Description of the attraction
At the beginning of the 12th century, the city of Kavala was a small village. The cultivation and production of tobacco in the 19th century brought several specialized companies to the city, which opened representative offices here. People from the outskirts began to move to Kavala, it expanded and gradually became more cosmopolitan.
From the 1930s to the 1960s, there was a transformation in the processing of tobacco, and working conditions also changed in order to reduce costs. Gradually, the profession of a tobacco grower became irrelevant and disappeared.

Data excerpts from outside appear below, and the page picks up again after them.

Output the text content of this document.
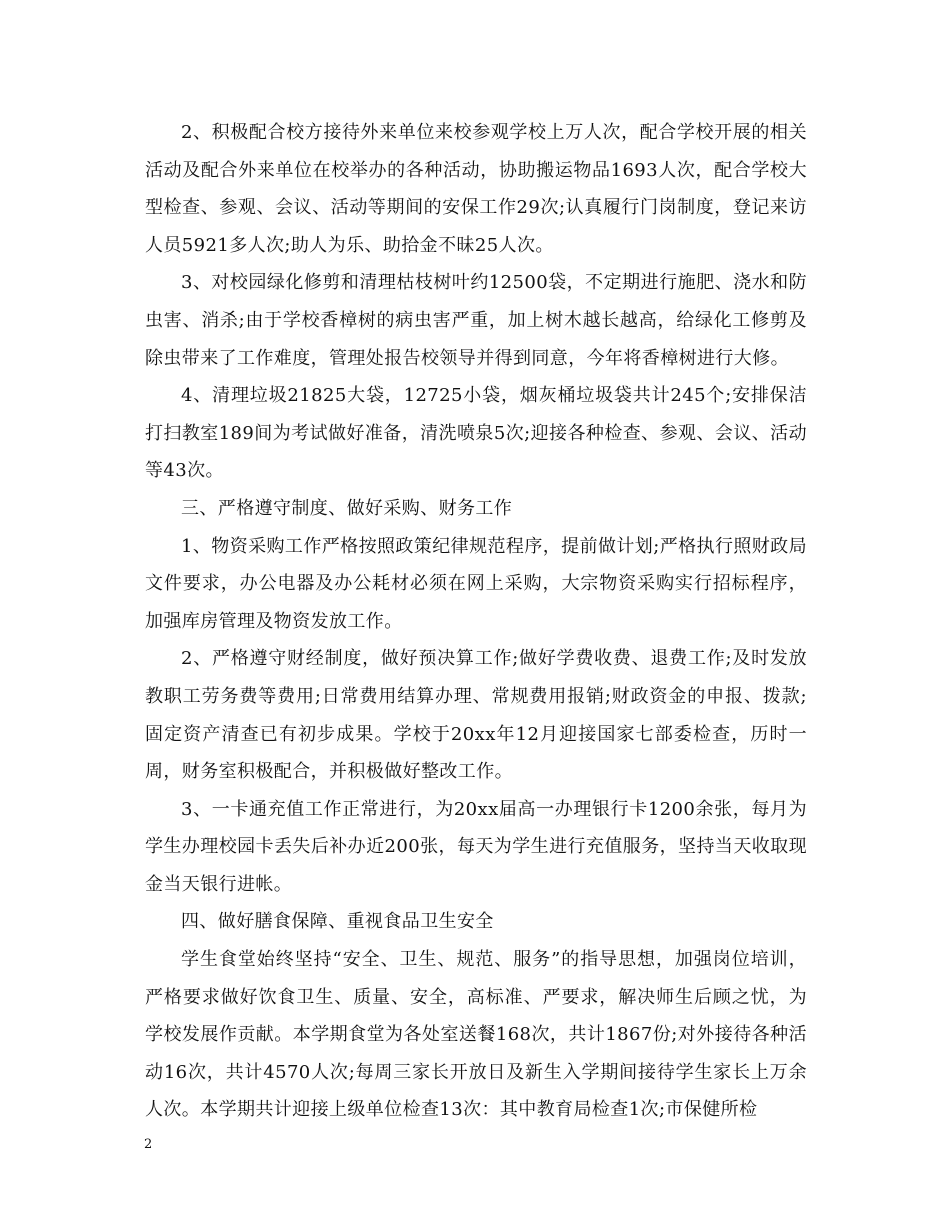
2、积极配合校方接待外来单位来校参观学校上万人次，配合学校开展的相关活动及配合外来单位在校举办的各种活动，协助搬运物品1693人次，配合学校大型检查、参观、会议、活动等期间的安保工作29次;认真履行门岗制度，登记来访人员5921多人次;助人为乐、助拾金不昧25人次。

3、对校园绿化修剪和清理枯枝树叶约12500袋，不定期进行施肥、浇水和防虫害、消杀;由于学校香樟树的病虫害严重，加上树木越长越高，给绿化工修剪及除虫带来了工作难度，管理处报告校领导并得到同意，今年将香樟树进行大修。

4、清理垃圾21825大袋，12725小袋，烟灰桶垃圾袋共计245个;安排保洁打扫教室189间为考试做好准备，清洗喷泉5次;迎接各种检查、参观、会议、活动等43次。

三、严格遵守制度、做好采购、财务工作

1、物资采购工作严格按照政策纪律规范程序，提前做计划;严格执行照财政局文件要求，办公电器及办公耗材必须在网上采购，大宗物资采购实行招标程序，加强库房管理及物资发放工作。

2、严格遵守财经制度，做好预决算工作;做好学费收费、退费工作;及时发放教职工劳务费等费用;日常费用结算办理、常规费用报销;财政资金的申报、拨款;固定资产清查已有初步成果。学校于20xx年12月迎接国家七部委检查，历时一周，财务室积极配合，并积极做好整改工作。

3、一卡通充值工作正常进行，为20xx届高一办理银行卡1200余张，每月为学生办理校园卡丢失后补办近200张，每天为学生进行充值服务，坚持当天收取现金当天银行进帐。

四、做好膳食保障、重视食品卫生安全

学生食堂始终坚持“安全、卫生、规范、服务”的指导思想，加强岗位培训，严格要求做好饮食卫生、质量、安全，高标准、严要求，解决师生后顾之忧，为学校发展作贡献。本学期食堂为各处室送餐168次，共计1867份;对外接待各种活动16次，共计4570人次;每周三家长开放日及新生入学期间接待学生家长上万余人次。本学期共计迎接上级单位检查13次：其中教育局检查1次;市保健所检

2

The Tobacco Museum in Kavala is purely thematic, it includes objects and archival materials on the cultivation and production of tobacco, commercialization and processing of agricultural raw materials, industrial types of tobacco products and rare exhibition samples. The exhibition halls showcase the methods of processing oriental tobacco, which are not found in any other museum in the world, in addition to this, the direct connection of the development of Kavala and other regions of Eastern Macedonia and Thrace with production is demonstrated. The collection contains cars, photographs, rare documents, publications and archives of the Greek Association of Tobacco Products, tobacco maps and drawings, furniture, paintings and more.
The building of the museum - the Kizi Mimin tobacco warehouses of the early 20th century - is an excellent example of a harmonious combination of elements of Neoclassic and Ottoman architecture.